Bei COVID-19-Erkrankungen kann es zum Auftreten von neurologischen Manifestationen wie Riech- und Geschmacksstörungen, Enzephalopathien, Enzephalomyelitiden, ischämischen Schlaganfällen und intrazerebralen Blutungen sowie neuromuskulären Erkrankungen kommen. Die Autoren der neuen S1-Leitlinie zu „Neurologischen Manifestationen bei COVID-19″ empfehlen daher eine neurologische Mitbetreuung, und zwar auch bei schwer erkrankten, intensivpflichtigen COVID-19-Patienten, die keine offensichtlichen neurologischen Manifestationen zeigen. Denn diese könnten leicht in der pulmonal dominierten Intensivsituation maskiert bleiben. Das könne letztlich zur hohen Mortalität von beatmungspflichtigen COVID-19-Patienten in Deutschland beigetragen haben, so die Deutsche Gesellschaft für Neurologie (DGN).
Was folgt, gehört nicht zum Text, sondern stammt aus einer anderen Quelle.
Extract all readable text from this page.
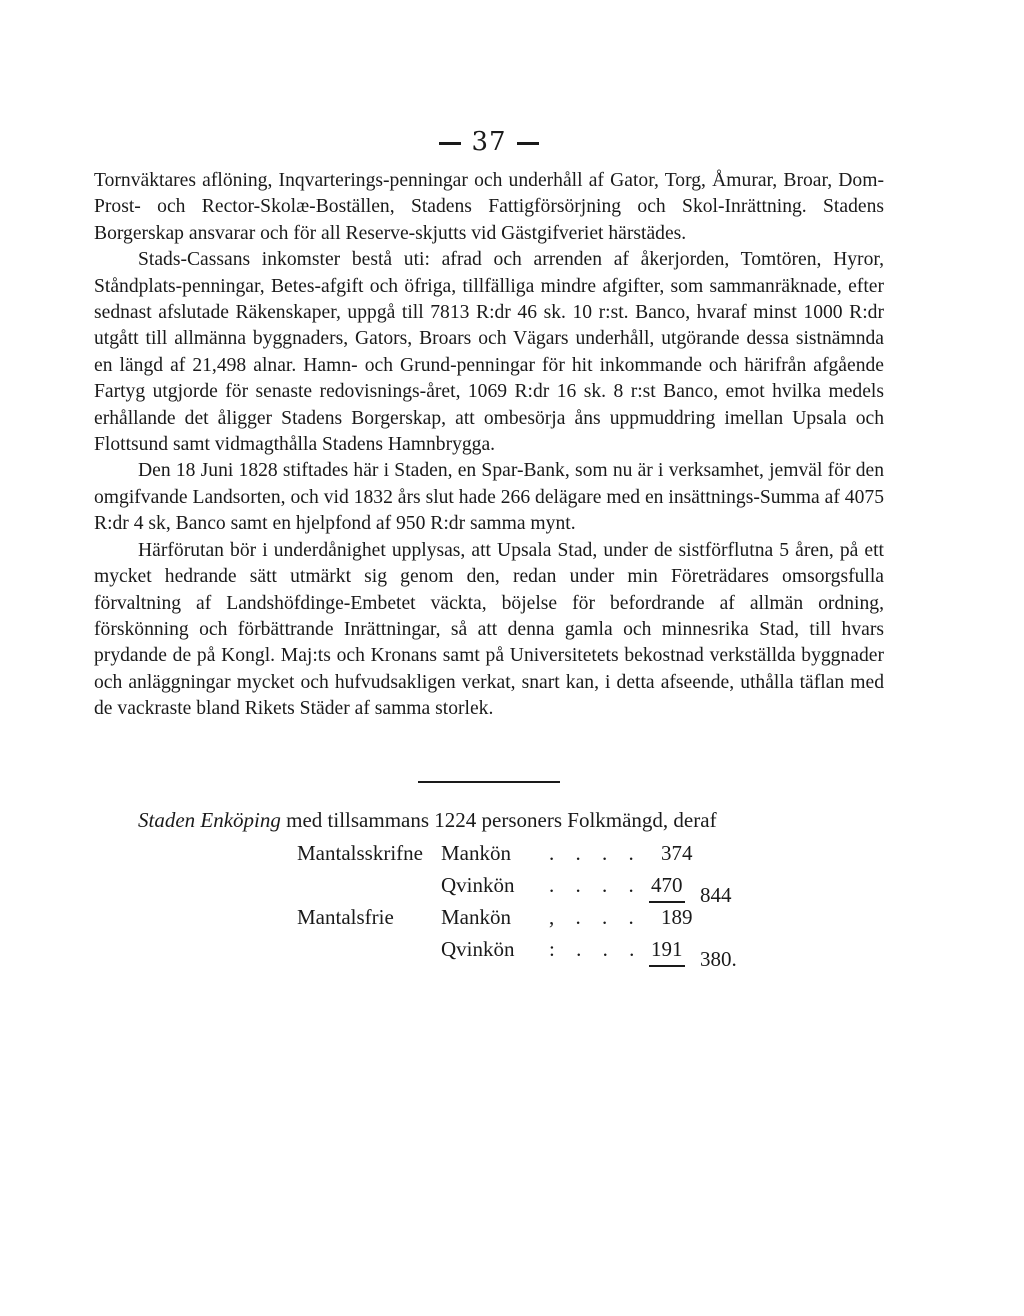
37

Tornväktares aflöning, Inqvarterings-penningar och underhåll af Gator, Torg, Åmurar, Broar, Dom-Prost- och Rector-Skolæ-Boställen, Stadens Fattigförsörjning och Skol-Inrättning. Stadens Borgerskap ansvarar och för all Reserve-skjutts vid Gästgifveriet härstädes.

Stads-Cassans inkomster bestå uti: afrad och arrenden af åkerjorden, Tomtören, Hyror, Ståndplats-penningar, Betes-afgift och öfriga, tillfälliga mindre afgifter, som sammanräknade, efter sednast afslutade Räkenskaper, uppgå till 7813 R:dr 46 sk. 10 r:st. Banco, hvaraf minst 1000 R:dr utgått till allmänna byggnaders, Gators, Broars och Vägars underhåll, utgörande dessa sistnämnda en längd af 21,498 alnar. Hamn- och Grund-penningar för hit inkommande och härifrån afgående Fartyg utgjorde för senaste redovisnings-året, 1069 R:dr 16 sk. 8 r:st Banco, emot hvilka medels erhållande det åligger Stadens Borgerskap, att ombesörja åns uppmuddring imellan Upsala och Flottsund samt vidmagthålla Stadens Hamnbrygga.

Den 18 Juni 1828 stiftades här i Staden, en Spar-Bank, som nu är i verksamhet, jemväl för den omgifvande Landsorten, och vid 1832 års slut hade 266 delägare med en insättnings-Summa af 4075 R:dr 4 sk, Banco samt en hjelpfond af 950 R:dr samma mynt.

Härförutan bör i underdånighet upplysas, att Upsala Stad, under de sistförflutna 5 åren, på ett mycket hedrande sätt utmärkt sig genom den, redan under min Företrädares omsorgsfulla förvaltning af Landshöfdinge-Embetet väckta, böjelse för befordrande af allmän ordning, förskönning och förbättrande Inrättningar, så att denna gamla och minnesrika Stad, till hvars prydande de på Kongl. Maj:ts och Kronans samt på Universitetets bekostnad verkställda byggnader och anläggningar mycket och hufvudsakligen verkat, snart kan, i detta afseende, uthålla täflan med de vackraste bland Rikets Städer af samma storlek.

Staden Enköping med tillsammans 1224 personers Folkmängd, deraf

Mantalsskrifne Mankön . . . . 374
Qvinkön . . . . 470 844
Mantalsfrie Mankön , . . . 189
Qvinkön : . . . 191 380.
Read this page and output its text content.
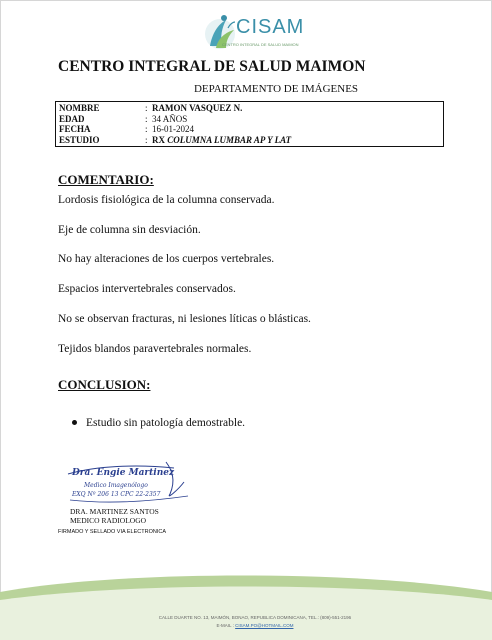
CISAM
CENTRO INTEGRAL DE SALUD MAIMON
CENTRO INTEGRAL DE SALUD MAIMON
DEPARTAMENTO DE IMÁGENES
NOMBRE	: RAMON VASQUEZ N.
EDAD	: 34 AÑOS
FECHA	: 16-01-2024
ESTUDIO	: RX COLUMNA LUMBAR AP Y LAT
COMENTARIO:
Lordosis fisiológica de la columna conservada.
Eje de columna sin desviación.
No hay alteraciones de los cuerpos vertebrales.
Espacios intervertebrales conservados.
No se observan fracturas, ni lesiones líticas o blásticas.
Tejidos blandos paravertebrales normales.
CONCLUSION:
Estudio sin patología demostrable.
Dra. Engie Martinez
Medico Imagenólogo
EXQ Nº 206 13 CPC 22-2357
DRA. MARTINEZ SANTOS
MEDICO RADIOLOGO
FIRMADO Y SELLADO VIA ELECTRONICA
CALLE DUARTE NO. 13, MAIMÓN, BONAO, REPUBLICA DOMINICANA, TEL.: (809)-551-2196
E-MAIL : CISAM.PO@HOTMAIL.COM
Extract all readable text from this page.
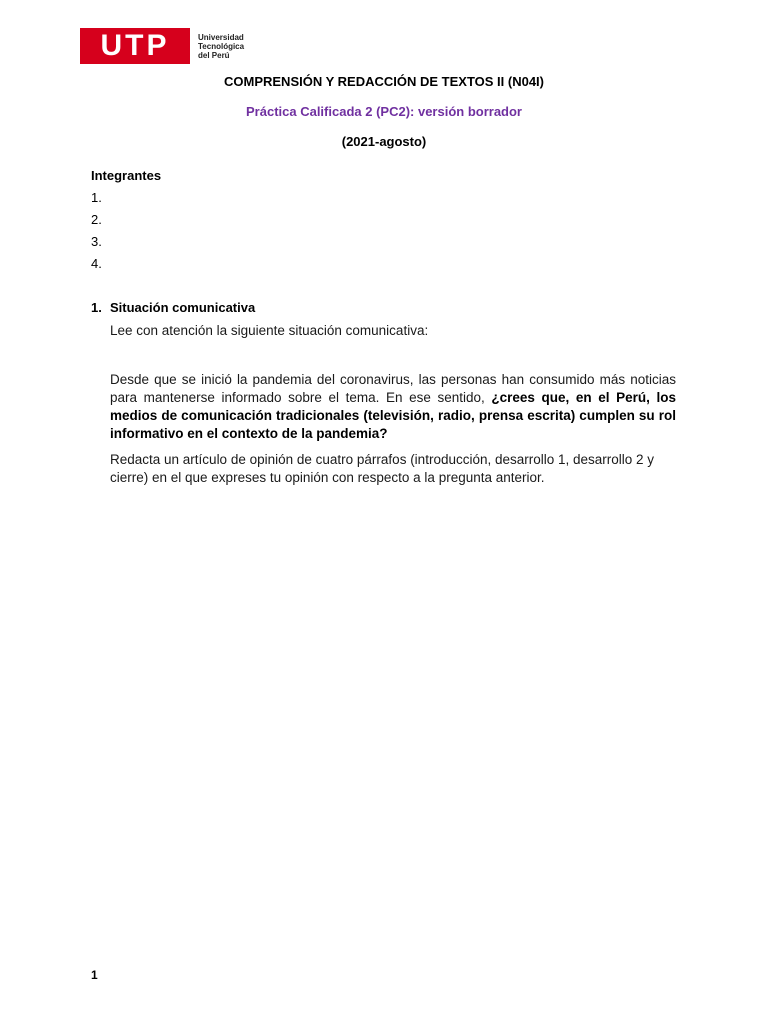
UTP	Universidad
Tecnológica
del Perú
COMPRENSIÓN Y REDACCIÓN DE TEXTOS II (N04I)
Práctica Calificada 2 (PC2): versión borrador
(2021-agosto)
Integrantes
1.
2.
3.
4.
1. Situación comunicativa
Lee con atención la siguiente situación comunicativa:
Desde que se inició la pandemia del coronavirus, las personas han consumido más noticias para mantenerse informado sobre el tema. En ese sentido, ¿crees que, en el Perú, los medios de comunicación tradicionales (televisión, radio, prensa escrita) cumplen su rol informativo en el contexto de la pandemia?
Redacta un artículo de opinión de cuatro párrafos (introducción, desarrollo 1, desarrollo 2 y cierre) en el que expreses tu opinión con respecto a la pregunta anterior.
1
Die S1-Leitlinie wurde gestern unter Federführung von Prof. Dr. med. Peter Berlit, Generalsekretär der DGN, veröffentlicht. Seit Beginn der SARS-CoV-2-Pandemie habe sich abgezeichnet, dass die Viruserkrankung nicht nur durch Ressourcenverlagerung und Angst vor Ansteckung indirekt die Versorgung neurologischer Erkrankungen beeinflusst, sondern auch direkt zu neurologischen Symptomen und Folgeerkrankungen führen kann. In der internationalen Fachliteratur würde dargelegt, dass eine SARS-CoV-2 Infektion mit dem vermehrten Auftreten von neurologischen Manifestationen wie Hirnnervenaffektionen, Enzephalopathien und Enzephalomyelitiden, ischämischen Schlaganfällen und intrazerebralen Blutungen sowie neuromuskulären Erkrankungen assoziiert ist.
„Während wir zu Beginn der Pandemie eine geringe Schnittmenge zwischen COVID-19 und unserem Fach sahen und glaubten, die Herausforderung läge vor allem in der Organisation der Versorgung von Patientinnen und Patienten mit chronischen neurologischen Erkrankungen während des Lockdowns, haben wir schnell erkennen müssen, dass die Neurologie neben der Pneumologie und Intensivmedizin im Epizentrum der Pandemie steht. COVID-19 ist mit einem hohen Prozentsatz an neurologischen Manifestationen verbunden und deren Bandbreite ist groß. Die Präsentationen und Verläufe sind oft sehr heterogen. Es ist daher von zentraler Bedeutung, dass COVID-19-Patienten neurologisch mitbetreut werden“, erklärt Prof. Berlit. Aufschlussreich sei beispielsweise, dass viele der Schlaganfälle im Kontext von COVID-19 nicht bei Patienten im höheren Alter mit vorbestehenden, typischen Schlaganfallrisikofaktoren auftraten. Mehrere Arbeiten berichteten, dass auch jüngere, gefäßgesunde Menschen von den Insulten betroffen waren.
Die S1-Leitlinie gibt klare Handlungsempfehlungen für die Versorgung von Patienten mit SARS-Cov-2-Infektion und neurologischen Manifestationen. Grundsätzlich wird dazu geraten, Patienten mit neurologischen Symptomen, die über den Verlust des Geruchs- und Geschmacksinns hinausgehen, in eine neurologische Klinik, vorzugsweise mit neurologischer Intensivstation, zu überweisen. „COVID-19-Patienten mit neurologischen Beschwerden sind Notfallpatienten; werden sie nicht rechtzeitig versorgt, drohen schlechte Behandlungsergebnisse und Spätfolgen“, mahnt das Expertengremium. Oft seien bei diesen Patienten nach der Akuterkrankung rehabilitative und sozialmedizinische Maßnahmen und im späteren Verlauf auch ambulante neurologische Verlaufskontrollen erforderlich.
Darüber hinaus gibt die Leitlinie Handlungsempfehlungen zur Versorgung von Patienten mit neurologischer Erkrankung während der SARS-CoV-2-Pandemie und für den Schutz des versorgenden Personals.